01-23-2017 07:40 AM
Content provided courtesy of USAA.
By Mikel Van Cleve
On Wednesday, Dec. 14, 2016, the prime rate increased as a result of the Federal Reserve Open Market Committee actions. The prime rate is the rate banks typically charge their most credit worthy customers, and is used to determine rates on consumer loan products such as credit cards or auto loans. This means that products with a variable interest rate will see an increase in rates. If you have a fixed rate, the prime rate increase will not impact your existing product.
What does this mean for USAA members? Unless you have a significant amount of variable rate debt, the impact should be minimal. On your January statement, you will see an increase in the amount of interest, which will increase the minimum payment on your USAA credit card. Over the next couple of months, you can also expect to see an increase in fixed rates for any new loans you take out. On a positive note, it is also possible that deposit rates could increase slightly.
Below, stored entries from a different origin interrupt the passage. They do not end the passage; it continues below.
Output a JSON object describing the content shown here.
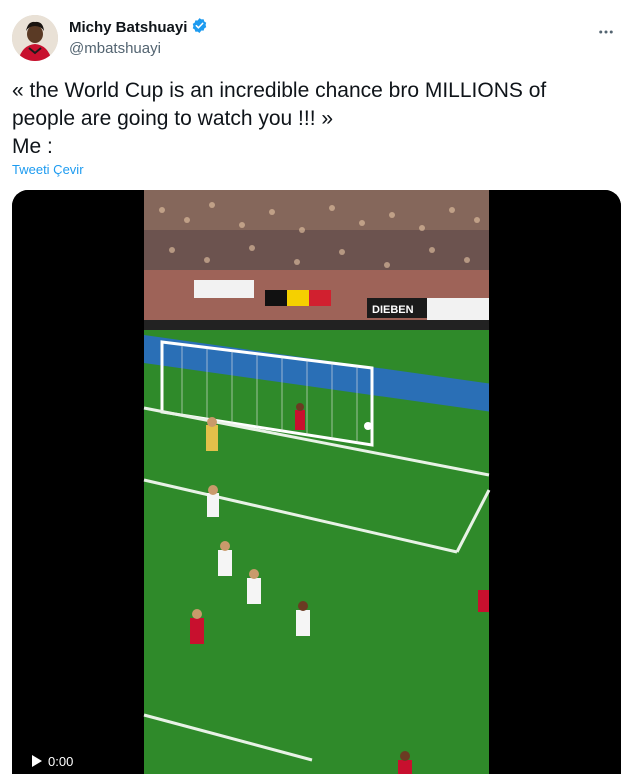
{
  "author": {
    "display_name": "Michy Batshuayi",
    "handle": "@mbatshuayi",
    "verified": true,
    "avatar_icon": "profile-photo"
  },
  "menu": {
    "more_icon": "more-horizontal-icon"
  },
  "tweet": {
    "text": "« the World Cup is an incredible chance bro MILLIONS of\npeople are going to watch you !!! »\nMe :",
    "translate_label": "Tweeti Çevir"
  },
  "media": {
    "type": "video",
    "stadium_board": "DIEBEN",
    "time_label": "0:00"
  },
  "colors": {
    "link": "#1d9bf0",
    "verified": "#1d9bf0",
    "secondary_text": "#536471",
    "pitch": "#2f8a2a"
  }
}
How can you decrease the impact of changing interest rates?
- Pay off credit card balances in full each billing cycle. The interest rate is irrelevant if you never have to pay it.
- Look for options to consolidate variable rates into a fixed rate. USAA Bank offers fixed rate personal loans. You can use the Personal Loan Calculator and the Debt Consolidator Tool on the page to see if it makes sense for you.
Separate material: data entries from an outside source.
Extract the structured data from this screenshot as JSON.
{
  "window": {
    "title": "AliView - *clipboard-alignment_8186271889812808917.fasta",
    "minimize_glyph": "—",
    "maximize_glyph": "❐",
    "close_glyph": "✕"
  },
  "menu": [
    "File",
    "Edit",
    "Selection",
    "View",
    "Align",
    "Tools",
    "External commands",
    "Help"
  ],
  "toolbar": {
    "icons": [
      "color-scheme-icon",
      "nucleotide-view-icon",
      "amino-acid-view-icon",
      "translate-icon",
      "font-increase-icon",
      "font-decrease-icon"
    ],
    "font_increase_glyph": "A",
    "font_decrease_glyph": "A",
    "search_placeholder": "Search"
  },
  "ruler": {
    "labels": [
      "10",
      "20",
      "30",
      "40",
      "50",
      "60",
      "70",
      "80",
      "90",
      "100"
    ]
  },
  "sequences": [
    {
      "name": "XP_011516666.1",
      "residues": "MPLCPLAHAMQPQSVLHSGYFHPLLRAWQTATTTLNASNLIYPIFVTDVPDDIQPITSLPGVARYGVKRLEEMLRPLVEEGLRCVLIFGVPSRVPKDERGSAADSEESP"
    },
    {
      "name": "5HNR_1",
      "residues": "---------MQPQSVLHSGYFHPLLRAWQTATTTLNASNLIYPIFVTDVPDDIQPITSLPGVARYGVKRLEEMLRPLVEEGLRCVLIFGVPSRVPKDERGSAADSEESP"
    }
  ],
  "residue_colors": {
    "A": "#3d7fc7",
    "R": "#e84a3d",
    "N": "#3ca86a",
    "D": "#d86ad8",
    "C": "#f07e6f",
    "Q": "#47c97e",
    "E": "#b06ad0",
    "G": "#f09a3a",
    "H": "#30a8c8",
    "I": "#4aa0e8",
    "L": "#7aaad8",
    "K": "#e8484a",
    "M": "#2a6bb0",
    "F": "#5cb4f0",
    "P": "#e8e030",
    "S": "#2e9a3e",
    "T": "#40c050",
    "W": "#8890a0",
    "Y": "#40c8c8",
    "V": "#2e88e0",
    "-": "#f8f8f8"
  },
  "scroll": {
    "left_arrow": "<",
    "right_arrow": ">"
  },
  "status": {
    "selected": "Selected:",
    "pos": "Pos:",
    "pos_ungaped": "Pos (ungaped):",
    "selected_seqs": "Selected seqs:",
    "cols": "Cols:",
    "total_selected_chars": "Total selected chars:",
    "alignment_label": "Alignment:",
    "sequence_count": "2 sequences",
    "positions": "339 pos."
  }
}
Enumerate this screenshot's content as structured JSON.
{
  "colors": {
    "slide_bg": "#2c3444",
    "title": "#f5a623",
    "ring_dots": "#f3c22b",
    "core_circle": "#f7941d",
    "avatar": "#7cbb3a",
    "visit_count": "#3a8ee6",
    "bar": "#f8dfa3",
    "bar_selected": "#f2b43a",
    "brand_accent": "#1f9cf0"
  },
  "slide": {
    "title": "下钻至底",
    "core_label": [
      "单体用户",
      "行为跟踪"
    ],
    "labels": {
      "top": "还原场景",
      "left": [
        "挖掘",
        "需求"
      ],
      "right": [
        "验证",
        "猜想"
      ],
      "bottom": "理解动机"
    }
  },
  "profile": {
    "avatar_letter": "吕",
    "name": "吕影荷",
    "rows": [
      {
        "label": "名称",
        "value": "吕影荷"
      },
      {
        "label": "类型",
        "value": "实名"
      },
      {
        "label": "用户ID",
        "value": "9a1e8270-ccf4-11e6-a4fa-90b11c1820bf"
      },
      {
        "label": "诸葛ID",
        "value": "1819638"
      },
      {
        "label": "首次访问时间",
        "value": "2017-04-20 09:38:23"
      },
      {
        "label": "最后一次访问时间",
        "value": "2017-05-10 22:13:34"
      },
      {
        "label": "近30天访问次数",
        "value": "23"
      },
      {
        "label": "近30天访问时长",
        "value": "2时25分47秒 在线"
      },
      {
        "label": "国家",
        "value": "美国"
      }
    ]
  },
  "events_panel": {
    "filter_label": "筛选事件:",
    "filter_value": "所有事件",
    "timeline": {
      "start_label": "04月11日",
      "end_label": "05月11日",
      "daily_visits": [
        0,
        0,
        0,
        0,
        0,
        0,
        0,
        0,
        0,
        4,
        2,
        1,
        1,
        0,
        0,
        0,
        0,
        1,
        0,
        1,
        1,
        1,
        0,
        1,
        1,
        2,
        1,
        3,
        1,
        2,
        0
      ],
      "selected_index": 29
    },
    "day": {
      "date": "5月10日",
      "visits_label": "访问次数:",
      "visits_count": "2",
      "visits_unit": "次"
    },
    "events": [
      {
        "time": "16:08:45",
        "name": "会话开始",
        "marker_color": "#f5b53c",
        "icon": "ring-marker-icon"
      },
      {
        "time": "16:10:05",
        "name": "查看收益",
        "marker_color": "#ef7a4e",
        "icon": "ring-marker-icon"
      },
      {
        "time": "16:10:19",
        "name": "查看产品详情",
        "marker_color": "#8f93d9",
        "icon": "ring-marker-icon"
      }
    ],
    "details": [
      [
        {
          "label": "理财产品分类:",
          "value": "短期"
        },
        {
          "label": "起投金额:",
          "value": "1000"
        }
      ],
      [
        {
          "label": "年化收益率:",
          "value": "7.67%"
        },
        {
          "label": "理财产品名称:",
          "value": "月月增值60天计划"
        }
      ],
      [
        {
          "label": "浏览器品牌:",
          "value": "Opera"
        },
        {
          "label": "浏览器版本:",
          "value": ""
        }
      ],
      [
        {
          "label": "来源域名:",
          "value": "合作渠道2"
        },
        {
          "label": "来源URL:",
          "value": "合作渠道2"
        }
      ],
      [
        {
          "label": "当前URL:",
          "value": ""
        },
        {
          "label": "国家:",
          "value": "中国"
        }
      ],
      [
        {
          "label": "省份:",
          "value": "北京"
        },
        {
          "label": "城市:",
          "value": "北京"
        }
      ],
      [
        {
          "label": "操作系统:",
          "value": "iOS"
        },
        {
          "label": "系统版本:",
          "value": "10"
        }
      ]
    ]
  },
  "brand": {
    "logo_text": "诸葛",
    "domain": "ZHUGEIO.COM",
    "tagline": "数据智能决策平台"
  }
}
- Consider consolidating variable rate student loans to a fixed rate. For federal student loans, visit the student aid website to learn more about your options. Before making the decision to consolidate, be sure to consider any loss of benefits from the original loan. For private student loans, contact your lender to discuss options.
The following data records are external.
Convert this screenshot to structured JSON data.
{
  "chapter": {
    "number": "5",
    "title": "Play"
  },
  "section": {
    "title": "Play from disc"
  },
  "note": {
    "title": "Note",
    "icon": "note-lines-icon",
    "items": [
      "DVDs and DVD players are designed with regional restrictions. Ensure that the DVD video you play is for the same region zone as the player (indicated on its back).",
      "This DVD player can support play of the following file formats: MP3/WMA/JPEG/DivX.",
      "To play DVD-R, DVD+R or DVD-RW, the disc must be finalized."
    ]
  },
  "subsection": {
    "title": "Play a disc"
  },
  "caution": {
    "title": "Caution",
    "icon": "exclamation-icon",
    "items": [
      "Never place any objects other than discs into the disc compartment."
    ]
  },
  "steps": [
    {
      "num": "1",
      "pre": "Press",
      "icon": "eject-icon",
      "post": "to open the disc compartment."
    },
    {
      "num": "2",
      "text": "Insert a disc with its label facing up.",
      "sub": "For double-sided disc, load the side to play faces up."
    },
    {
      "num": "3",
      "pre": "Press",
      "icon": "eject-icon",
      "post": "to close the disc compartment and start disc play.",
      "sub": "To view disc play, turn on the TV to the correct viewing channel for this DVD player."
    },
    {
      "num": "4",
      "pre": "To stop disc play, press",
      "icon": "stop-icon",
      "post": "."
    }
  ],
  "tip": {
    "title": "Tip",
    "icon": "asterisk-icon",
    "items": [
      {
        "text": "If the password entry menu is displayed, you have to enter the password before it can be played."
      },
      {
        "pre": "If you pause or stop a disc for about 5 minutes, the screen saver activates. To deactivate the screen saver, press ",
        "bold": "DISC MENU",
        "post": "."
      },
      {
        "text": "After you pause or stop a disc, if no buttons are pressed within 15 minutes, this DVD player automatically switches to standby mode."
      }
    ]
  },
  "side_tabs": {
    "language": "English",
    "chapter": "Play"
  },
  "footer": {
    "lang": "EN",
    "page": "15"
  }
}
- If you are planning to make a major purchase, such as a vehicle, now may be the time to move. As long as you can afford the payment and other associated costs, such as insurance and gas, then buying before rates increase could save you money.
- Stick to a budget. Those most impacted by an increase in the prime rate typically carry a significant amount of variable-rate debt. Following a budget can help you avoid overextending yourself and getting into a financial bind.
Rates may be increasing, but they are still far below what we have seen in the past (13% in 1984). Following sound money management principles can help reduce the impact and alleviate the stress associated with increasing rates. USAA is here to help.